Uit de resultaten van het onderzoek naar de invloed van NOx- en NH3-emissie van de realisatie- en gebruiksfase op Natura 2000-gebieden blijkt, dat er als gevolg van de realisatiefase en de gebruiksfase in de nieuwe situatie geen sprake is van een toename van stikstofdepositie op de Natura 2000-gebieden. Een vergunning in het kader van de Wet Natuurbescherming is derhalve niet nodig.

6.5.3 Soortenbescherming

Behalve de mogelijke effecten op natuurgebieden moet tevens duidelijk zijn of het betreffende plan effecten heeft, en zo ja welke, op beschermde soorten. De soortenbescherming is eveneens vastgelegd in de Wet natuurbescherming. Deze wet is de implementatie van de Europese Vogel- en Habitatrichtlijn voor wat betreft de soortenbescherming.

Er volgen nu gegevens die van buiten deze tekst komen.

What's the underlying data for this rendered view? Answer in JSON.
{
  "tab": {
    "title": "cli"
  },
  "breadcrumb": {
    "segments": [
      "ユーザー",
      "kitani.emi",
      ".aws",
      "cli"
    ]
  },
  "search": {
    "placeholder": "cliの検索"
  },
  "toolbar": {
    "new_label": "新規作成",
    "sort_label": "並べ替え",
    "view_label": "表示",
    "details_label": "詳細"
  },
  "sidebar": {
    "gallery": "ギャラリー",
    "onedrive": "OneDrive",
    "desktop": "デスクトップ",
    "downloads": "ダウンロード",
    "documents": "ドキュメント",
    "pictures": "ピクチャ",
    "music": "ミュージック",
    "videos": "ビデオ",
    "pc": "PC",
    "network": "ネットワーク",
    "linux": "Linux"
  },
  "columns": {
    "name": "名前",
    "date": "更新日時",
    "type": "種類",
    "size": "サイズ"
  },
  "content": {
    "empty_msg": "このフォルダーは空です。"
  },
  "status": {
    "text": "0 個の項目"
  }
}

In verband met de uitvoerbaarheid van ruimtelijke plannen dient rekening te worden gehouden met soortenbescherming en dan met name de aanwezigheid van beschermde soorten in het plangebied. In ruimtelijke plannen mogen geen mogelijkheden worden geboden voor ruimtelijke ontwikkelingen waarvan op voorhand redelijkerwijs kan worden ingezien dat in het kader van de Wet natuurbescherming geen ontheffing zal worden verleend.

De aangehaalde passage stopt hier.